Now, on top of all the counterproductive impacts of blindly following the lockdown trend, Nigerian authorities, which have already been inconsistent in the lockdown, will almost certainly soon join the growing global reopening trend, and indeed handle the situation without considering its peculiar challenges and circumstances to end up rendering it equally counterproductive.
By the way, this represents a typical instance of, particularly, Sub Saharan African educated/political elite characteristic lack of intellectual creativity. Though educated/political elite in developing countries hardly see beyond the “standard” textbook theories and policies in addressing their respective countries’ socio-economic and political challenges due to persistent underlying colonial influence, Sub Saharan African educated/political elite, including Nigerians, are particularly uncreative in this regard.
In ambitious developing countries in other parts of the world, educated/political elite always come up with innovative policies and/or introduce appropriate modifications to foreign-originated policies and measures to suit their respective socio-economic, cultural and political circumstances. Whereas, in Sub Saharan Africa, mastering the colonial languages e.g. English and French; and memorising some obsolete and abstract theories and “intimidating” names of ancient European theorists and philosophers remain largely the yardsticks of measuring individuals’ intellectual capabilities.
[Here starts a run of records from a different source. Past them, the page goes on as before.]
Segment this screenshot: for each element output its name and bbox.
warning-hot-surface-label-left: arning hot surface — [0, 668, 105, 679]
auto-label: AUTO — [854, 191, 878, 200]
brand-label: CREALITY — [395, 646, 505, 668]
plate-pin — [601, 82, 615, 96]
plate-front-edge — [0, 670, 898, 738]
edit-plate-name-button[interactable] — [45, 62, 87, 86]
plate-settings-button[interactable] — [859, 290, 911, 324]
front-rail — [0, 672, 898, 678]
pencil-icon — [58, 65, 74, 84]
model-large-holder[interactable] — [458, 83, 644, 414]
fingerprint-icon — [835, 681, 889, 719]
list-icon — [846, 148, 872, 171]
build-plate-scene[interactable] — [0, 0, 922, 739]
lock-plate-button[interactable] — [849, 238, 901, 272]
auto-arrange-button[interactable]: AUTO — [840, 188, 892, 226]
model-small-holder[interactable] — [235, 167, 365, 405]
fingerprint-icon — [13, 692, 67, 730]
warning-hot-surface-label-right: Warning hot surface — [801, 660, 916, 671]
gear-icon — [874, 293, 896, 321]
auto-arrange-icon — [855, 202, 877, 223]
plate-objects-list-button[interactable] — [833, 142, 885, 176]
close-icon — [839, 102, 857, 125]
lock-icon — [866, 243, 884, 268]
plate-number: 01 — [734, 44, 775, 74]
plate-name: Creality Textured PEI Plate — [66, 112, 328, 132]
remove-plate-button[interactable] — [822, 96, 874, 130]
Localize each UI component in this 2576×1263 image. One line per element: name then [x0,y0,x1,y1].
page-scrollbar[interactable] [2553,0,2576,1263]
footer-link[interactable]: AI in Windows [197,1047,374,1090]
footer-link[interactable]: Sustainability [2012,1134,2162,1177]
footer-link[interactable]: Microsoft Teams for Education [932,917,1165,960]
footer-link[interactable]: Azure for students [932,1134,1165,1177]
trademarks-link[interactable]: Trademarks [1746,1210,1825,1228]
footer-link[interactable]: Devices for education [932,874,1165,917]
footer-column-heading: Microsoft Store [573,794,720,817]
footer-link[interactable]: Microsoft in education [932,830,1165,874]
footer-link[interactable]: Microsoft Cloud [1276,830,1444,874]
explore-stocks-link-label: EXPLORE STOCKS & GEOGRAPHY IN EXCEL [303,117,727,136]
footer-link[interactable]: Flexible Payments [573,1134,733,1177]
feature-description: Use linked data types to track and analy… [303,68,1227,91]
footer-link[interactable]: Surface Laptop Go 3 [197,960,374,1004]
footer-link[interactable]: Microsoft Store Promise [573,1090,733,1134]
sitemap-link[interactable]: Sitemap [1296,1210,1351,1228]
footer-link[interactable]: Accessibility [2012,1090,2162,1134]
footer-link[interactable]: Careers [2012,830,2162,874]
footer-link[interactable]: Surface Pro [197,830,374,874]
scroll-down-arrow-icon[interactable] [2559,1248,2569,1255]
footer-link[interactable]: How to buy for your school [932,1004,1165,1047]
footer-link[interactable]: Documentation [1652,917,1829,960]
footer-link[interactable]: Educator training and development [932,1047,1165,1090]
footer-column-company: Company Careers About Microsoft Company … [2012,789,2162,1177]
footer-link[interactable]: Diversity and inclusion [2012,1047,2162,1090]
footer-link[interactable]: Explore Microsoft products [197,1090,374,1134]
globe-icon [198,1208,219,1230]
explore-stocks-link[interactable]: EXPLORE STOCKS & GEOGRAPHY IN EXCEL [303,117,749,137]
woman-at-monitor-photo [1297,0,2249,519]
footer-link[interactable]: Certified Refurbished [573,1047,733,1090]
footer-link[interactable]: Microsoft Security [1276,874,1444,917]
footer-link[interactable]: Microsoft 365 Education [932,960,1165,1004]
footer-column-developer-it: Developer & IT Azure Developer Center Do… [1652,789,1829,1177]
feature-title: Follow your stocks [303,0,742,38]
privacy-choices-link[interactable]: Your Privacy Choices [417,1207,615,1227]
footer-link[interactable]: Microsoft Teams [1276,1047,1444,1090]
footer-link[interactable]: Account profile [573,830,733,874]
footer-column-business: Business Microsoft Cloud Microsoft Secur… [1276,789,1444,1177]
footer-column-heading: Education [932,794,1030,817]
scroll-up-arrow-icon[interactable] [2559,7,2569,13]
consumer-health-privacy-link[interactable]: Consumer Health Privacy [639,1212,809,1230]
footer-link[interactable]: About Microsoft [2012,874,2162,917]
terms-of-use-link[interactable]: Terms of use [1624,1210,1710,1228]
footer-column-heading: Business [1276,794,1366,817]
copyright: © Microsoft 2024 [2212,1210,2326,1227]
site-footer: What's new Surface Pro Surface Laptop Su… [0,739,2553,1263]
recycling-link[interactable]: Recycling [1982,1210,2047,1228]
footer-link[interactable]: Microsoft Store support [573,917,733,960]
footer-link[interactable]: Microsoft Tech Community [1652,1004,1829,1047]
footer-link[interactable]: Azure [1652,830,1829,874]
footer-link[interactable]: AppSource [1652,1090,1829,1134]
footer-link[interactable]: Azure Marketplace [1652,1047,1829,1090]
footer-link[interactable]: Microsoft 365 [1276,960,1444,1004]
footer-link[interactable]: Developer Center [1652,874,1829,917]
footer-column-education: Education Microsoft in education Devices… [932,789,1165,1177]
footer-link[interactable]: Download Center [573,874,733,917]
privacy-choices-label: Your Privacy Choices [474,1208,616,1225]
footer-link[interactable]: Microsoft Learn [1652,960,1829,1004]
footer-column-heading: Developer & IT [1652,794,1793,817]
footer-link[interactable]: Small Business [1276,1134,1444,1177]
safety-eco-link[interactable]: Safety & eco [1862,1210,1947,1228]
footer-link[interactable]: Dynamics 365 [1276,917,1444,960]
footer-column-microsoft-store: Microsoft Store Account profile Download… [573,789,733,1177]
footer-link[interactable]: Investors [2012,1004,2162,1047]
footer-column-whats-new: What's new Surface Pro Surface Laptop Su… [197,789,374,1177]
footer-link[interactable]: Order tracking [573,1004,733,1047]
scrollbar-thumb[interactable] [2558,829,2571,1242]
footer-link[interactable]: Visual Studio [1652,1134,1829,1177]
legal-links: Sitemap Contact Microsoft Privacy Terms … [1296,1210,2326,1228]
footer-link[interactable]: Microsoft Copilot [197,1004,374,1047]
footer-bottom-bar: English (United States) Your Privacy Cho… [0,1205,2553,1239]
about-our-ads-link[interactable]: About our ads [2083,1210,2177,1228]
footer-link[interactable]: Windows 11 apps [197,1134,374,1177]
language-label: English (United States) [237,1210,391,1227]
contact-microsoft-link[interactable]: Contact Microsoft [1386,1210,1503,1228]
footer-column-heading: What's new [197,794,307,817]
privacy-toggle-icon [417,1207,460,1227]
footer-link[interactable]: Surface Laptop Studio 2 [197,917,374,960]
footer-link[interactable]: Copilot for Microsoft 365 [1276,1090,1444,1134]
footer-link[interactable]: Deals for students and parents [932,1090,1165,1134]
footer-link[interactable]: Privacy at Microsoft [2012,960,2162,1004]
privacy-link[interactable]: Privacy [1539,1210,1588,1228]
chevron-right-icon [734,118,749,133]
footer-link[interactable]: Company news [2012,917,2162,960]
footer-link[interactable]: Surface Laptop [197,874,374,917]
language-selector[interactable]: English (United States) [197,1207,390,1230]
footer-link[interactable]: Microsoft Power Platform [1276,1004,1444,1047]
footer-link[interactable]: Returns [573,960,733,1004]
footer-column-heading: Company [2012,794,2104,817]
Anyway, as gradual reopening continues across the world, despite a lack of any reliable reassurance on the availability of medication against it or when the pandemic would likely end, it’s obvious that the world is adjusting to living with it. Personal and collective protective and preventive measures are being introduced everywhere in a way suggesting that the situation might last for an extended period. Besides, policies, systemic operational procedures and protocols and are being adjusted the world over to suit the circumstances of a possible persistence of the pandemic.
While it’s hoped that some stability in the global system would be restored that way, while efforts to develop substantive medication against the virus continue, it’s feared that the “copy and paste” approach of some vulnerable countries, e.g. Nigeria, could cost it too much to bear, God forbid.